Table 4.7: Peak traffic PCI Confusion classification results.

800 MHz Band 1800 MHz Band


Model Accuracy Precision Recall Accuracy Precision Recall
ERT 84.94% NaN 00.00% 92.43% NaN 00.00%
RF 84.94% NaN 00.00% 92.43% NaN 00.00%
SVM 84.94% NaN 00.00% 92.43% NaN 00.00%
AB 84.94% NaN 00.00% 92.43% NaN 00.00%
GB 84.01% 29.41% 04.42% 92.13% 03.33% 02.87%

With the new and cleaned data sets, grid search with 10-fold cross validation was repeated once
again for each classifier. After 3 hours, the new hyperparameters that maximized the Precision were
obtained. Afterwards, each classification algorithm was trained on the training data set and was tested
on the test set. As each resulting model outputs probabilities and classifies as class A or class B
through a specified probability threshold, a default threshold of 50% was set. The classification results
for detecting PCI confusions are showcased in Table 4.7. It should be added that when a classifier
did not result in any TP and FP, the Precision is represented as a Not a Number (NaN), as it results
in a division by zero. It was clear that GB was the best performing classifier as it was the only one
that classified data samples with a certainty above 50%, but with low Precision and low Recall for both

58
frequency bands. Nevertheless, the best Precision and Recall was delivered on the 800 MHz frequency
band. The remaining models were unable to return any TP and FP. The aforementioned fact may have
indicated that the data did not have enough information for this classification task.
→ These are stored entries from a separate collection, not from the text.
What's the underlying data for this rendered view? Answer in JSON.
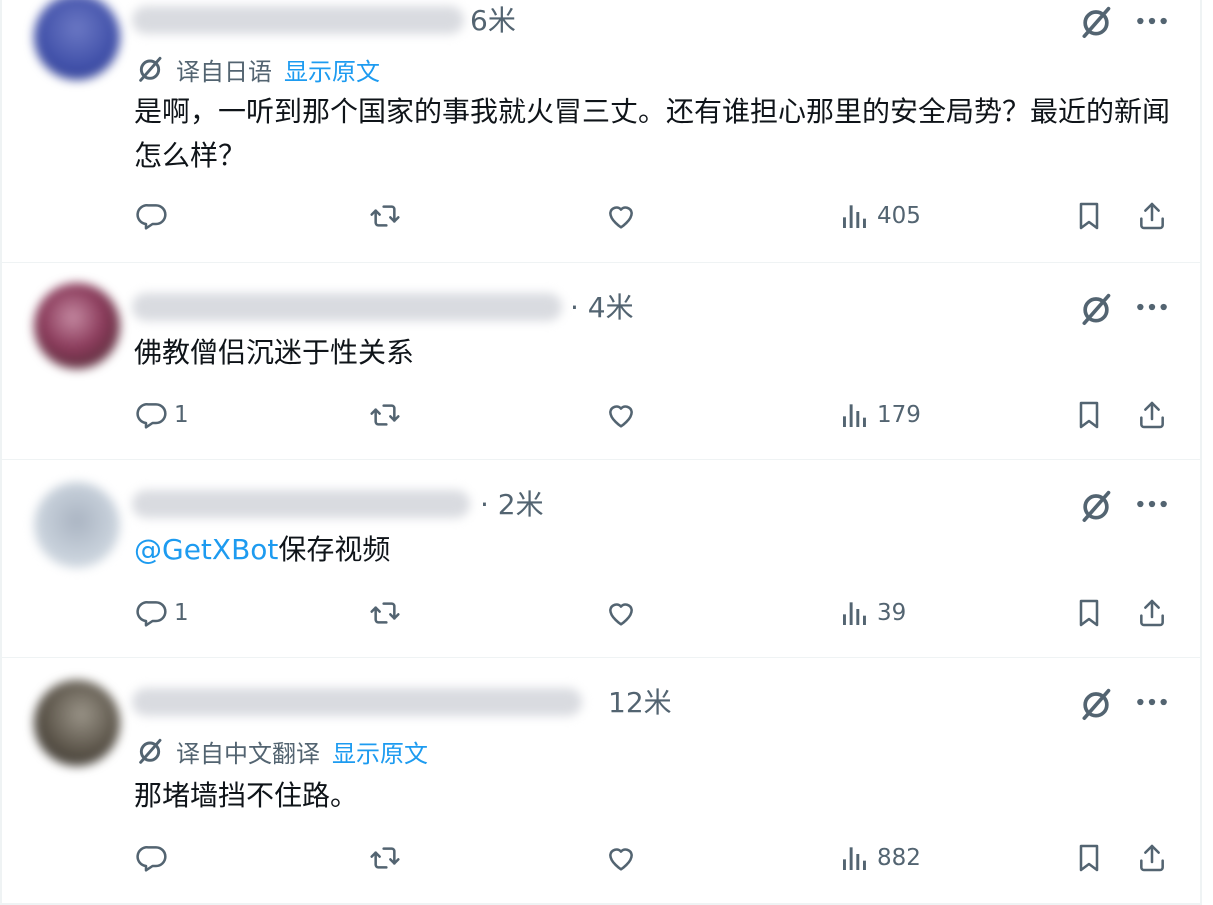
{
  "colors": {
    "link": "#1d9bf0",
    "muted": "#536471",
    "text": "#0f1419",
    "divider": "#eff3f4"
  },
  "icons": {
    "reply": "speech-bubble-icon",
    "retweet": "retweet-icon",
    "like": "heart-icon",
    "views": "bar-chart-icon",
    "bookmark": "bookmark-icon",
    "share": "share-icon",
    "grok": "grok-slash-icon",
    "more": "ellipsis-icon",
    "translate": "translate-icon"
  },
  "tweets": [
    {
      "time": "6米",
      "translation": {
        "label": "译自日语",
        "show_original": "显示原文"
      },
      "text": "是啊，一听到那个国家的事我就火冒三丈。还有谁担心那里的安全局势？最近的新闻怎么样？",
      "replies": "",
      "views": "405"
    },
    {
      "time": "· 4米",
      "text": "佛教僧侣沉迷于性关系",
      "replies": "1",
      "views": "179"
    },
    {
      "time": "· 2米",
      "mention": "@GetXBot",
      "text": "保存视频",
      "replies": "1",
      "views": "39"
    },
    {
      "time": "12米",
      "translation": {
        "label": "译自中文翻译",
        "show_original": "显示原文"
      },
      "text": "那堵墙挡不住路。",
      "replies": "",
      "views": "882"
    }
  ]
}
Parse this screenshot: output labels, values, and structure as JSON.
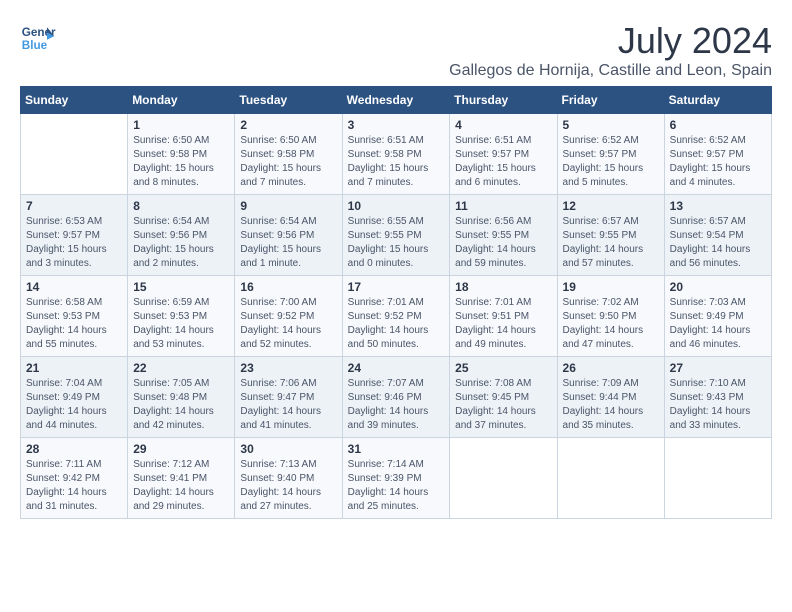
{
  "logo": {
    "line1": "General",
    "line2": "Blue"
  },
  "title": "July 2024",
  "location": "Gallegos de Hornija, Castille and Leon, Spain",
  "headers": [
    "Sunday",
    "Monday",
    "Tuesday",
    "Wednesday",
    "Thursday",
    "Friday",
    "Saturday"
  ],
  "weeks": [
    [
      {
        "day": "",
        "sunrise": "",
        "sunset": "",
        "daylight": ""
      },
      {
        "day": "1",
        "sunrise": "Sunrise: 6:50 AM",
        "sunset": "Sunset: 9:58 PM",
        "daylight": "Daylight: 15 hours and 8 minutes."
      },
      {
        "day": "2",
        "sunrise": "Sunrise: 6:50 AM",
        "sunset": "Sunset: 9:58 PM",
        "daylight": "Daylight: 15 hours and 7 minutes."
      },
      {
        "day": "3",
        "sunrise": "Sunrise: 6:51 AM",
        "sunset": "Sunset: 9:58 PM",
        "daylight": "Daylight: 15 hours and 7 minutes."
      },
      {
        "day": "4",
        "sunrise": "Sunrise: 6:51 AM",
        "sunset": "Sunset: 9:57 PM",
        "daylight": "Daylight: 15 hours and 6 minutes."
      },
      {
        "day": "5",
        "sunrise": "Sunrise: 6:52 AM",
        "sunset": "Sunset: 9:57 PM",
        "daylight": "Daylight: 15 hours and 5 minutes."
      },
      {
        "day": "6",
        "sunrise": "Sunrise: 6:52 AM",
        "sunset": "Sunset: 9:57 PM",
        "daylight": "Daylight: 15 hours and 4 minutes."
      }
    ],
    [
      {
        "day": "7",
        "sunrise": "Sunrise: 6:53 AM",
        "sunset": "Sunset: 9:57 PM",
        "daylight": "Daylight: 15 hours and 3 minutes."
      },
      {
        "day": "8",
        "sunrise": "Sunrise: 6:54 AM",
        "sunset": "Sunset: 9:56 PM",
        "daylight": "Daylight: 15 hours and 2 minutes."
      },
      {
        "day": "9",
        "sunrise": "Sunrise: 6:54 AM",
        "sunset": "Sunset: 9:56 PM",
        "daylight": "Daylight: 15 hours and 1 minute."
      },
      {
        "day": "10",
        "sunrise": "Sunrise: 6:55 AM",
        "sunset": "Sunset: 9:55 PM",
        "daylight": "Daylight: 15 hours and 0 minutes."
      },
      {
        "day": "11",
        "sunrise": "Sunrise: 6:56 AM",
        "sunset": "Sunset: 9:55 PM",
        "daylight": "Daylight: 14 hours and 59 minutes."
      },
      {
        "day": "12",
        "sunrise": "Sunrise: 6:57 AM",
        "sunset": "Sunset: 9:55 PM",
        "daylight": "Daylight: 14 hours and 57 minutes."
      },
      {
        "day": "13",
        "sunrise": "Sunrise: 6:57 AM",
        "sunset": "Sunset: 9:54 PM",
        "daylight": "Daylight: 14 hours and 56 minutes."
      }
    ],
    [
      {
        "day": "14",
        "sunrise": "Sunrise: 6:58 AM",
        "sunset": "Sunset: 9:53 PM",
        "daylight": "Daylight: 14 hours and 55 minutes."
      },
      {
        "day": "15",
        "sunrise": "Sunrise: 6:59 AM",
        "sunset": "Sunset: 9:53 PM",
        "daylight": "Daylight: 14 hours and 53 minutes."
      },
      {
        "day": "16",
        "sunrise": "Sunrise: 7:00 AM",
        "sunset": "Sunset: 9:52 PM",
        "daylight": "Daylight: 14 hours and 52 minutes."
      },
      {
        "day": "17",
        "sunrise": "Sunrise: 7:01 AM",
        "sunset": "Sunset: 9:52 PM",
        "daylight": "Daylight: 14 hours and 50 minutes."
      },
      {
        "day": "18",
        "sunrise": "Sunrise: 7:01 AM",
        "sunset": "Sunset: 9:51 PM",
        "daylight": "Daylight: 14 hours and 49 minutes."
      },
      {
        "day": "19",
        "sunrise": "Sunrise: 7:02 AM",
        "sunset": "Sunset: 9:50 PM",
        "daylight": "Daylight: 14 hours and 47 minutes."
      },
      {
        "day": "20",
        "sunrise": "Sunrise: 7:03 AM",
        "sunset": "Sunset: 9:49 PM",
        "daylight": "Daylight: 14 hours and 46 minutes."
      }
    ],
    [
      {
        "day": "21",
        "sunrise": "Sunrise: 7:04 AM",
        "sunset": "Sunset: 9:49 PM",
        "daylight": "Daylight: 14 hours and 44 minutes."
      },
      {
        "day": "22",
        "sunrise": "Sunrise: 7:05 AM",
        "sunset": "Sunset: 9:48 PM",
        "daylight": "Daylight: 14 hours and 42 minutes."
      },
      {
        "day": "23",
        "sunrise": "Sunrise: 7:06 AM",
        "sunset": "Sunset: 9:47 PM",
        "daylight": "Daylight: 14 hours and 41 minutes."
      },
      {
        "day": "24",
        "sunrise": "Sunrise: 7:07 AM",
        "sunset": "Sunset: 9:46 PM",
        "daylight": "Daylight: 14 hours and 39 minutes."
      },
      {
        "day": "25",
        "sunrise": "Sunrise: 7:08 AM",
        "sunset": "Sunset: 9:45 PM",
        "daylight": "Daylight: 14 hours and 37 minutes."
      },
      {
        "day": "26",
        "sunrise": "Sunrise: 7:09 AM",
        "sunset": "Sunset: 9:44 PM",
        "daylight": "Daylight: 14 hours and 35 minutes."
      },
      {
        "day": "27",
        "sunrise": "Sunrise: 7:10 AM",
        "sunset": "Sunset: 9:43 PM",
        "daylight": "Daylight: 14 hours and 33 minutes."
      }
    ],
    [
      {
        "day": "28",
        "sunrise": "Sunrise: 7:11 AM",
        "sunset": "Sunset: 9:42 PM",
        "daylight": "Daylight: 14 hours and 31 minutes."
      },
      {
        "day": "29",
        "sunrise": "Sunrise: 7:12 AM",
        "sunset": "Sunset: 9:41 PM",
        "daylight": "Daylight: 14 hours and 29 minutes."
      },
      {
        "day": "30",
        "sunrise": "Sunrise: 7:13 AM",
        "sunset": "Sunset: 9:40 PM",
        "daylight": "Daylight: 14 hours and 27 minutes."
      },
      {
        "day": "31",
        "sunrise": "Sunrise: 7:14 AM",
        "sunset": "Sunset: 9:39 PM",
        "daylight": "Daylight: 14 hours and 25 minutes."
      },
      {
        "day": "",
        "sunrise": "",
        "sunset": "",
        "daylight": ""
      },
      {
        "day": "",
        "sunrise": "",
        "sunset": "",
        "daylight": ""
      },
      {
        "day": "",
        "sunrise": "",
        "sunset": "",
        "daylight": ""
      }
    ]
  ]
}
Figure 4.5: Smoothed Precision-Recall curves for peak traffic PCI confusion detection.

As Table 4.7 did not present much information concerning the majority of the used classifiers, it was
decided to calculate and plot their Precision-Recall curves for testing for both frequency bands test sets.
The resulting plots were smoothed through a moving average with a window of size 20 and are illustrated
in Figure 4.5. The area under each classifier’s curve is its average Precision. Through a close analysis
of the plot for the 800 MHz frequency band, it was clear that GB was the best performing classifier with
precision peaking at 35% until reaching 25% Recall. Thenceforth, RF and ERT show higher Precision,
with ERT having the highest average Precision of 0.24. Regarding the 1800 MHz frequency band, ERT
was the best performing one with higher average Precision and also with Precision as high as 80% until
reaching 20% Recall. From that point onwards, its performance was approximately tied with RF and
AB. For both cases, SVM was clearly the worst performing classifier with this data. The lower average
Precision comparatively to the 800 MHz frequency band could be due to the 1800 MHz frequency band
having a different cell class balance and also being commonly used over different environments, with
different amounts of traffic that can hinder the classification process.
After analysing the classification results, the next step was to evaluate how much time each classifier
took to train and to test for each frequency band, which is showcased in Table 4.8. In general, the
fastest performing classifier was SVM, which was the worst performing one. Additionally, the classifier
with fastest testing performance was GB with real-time testing times of 0.1 and 0.2 seconds to test data
sets with thousands of data samples. It should also be pointed out that the presented time durations are
highly influenced by the chosen number of iterations or estimators for each classifier. With these results,
the GB classifier could be chosen for the 800 MHz frequency band due to its fast training and testing

59
Table 4.8: PCI Confusion classification training and testing times in seconds.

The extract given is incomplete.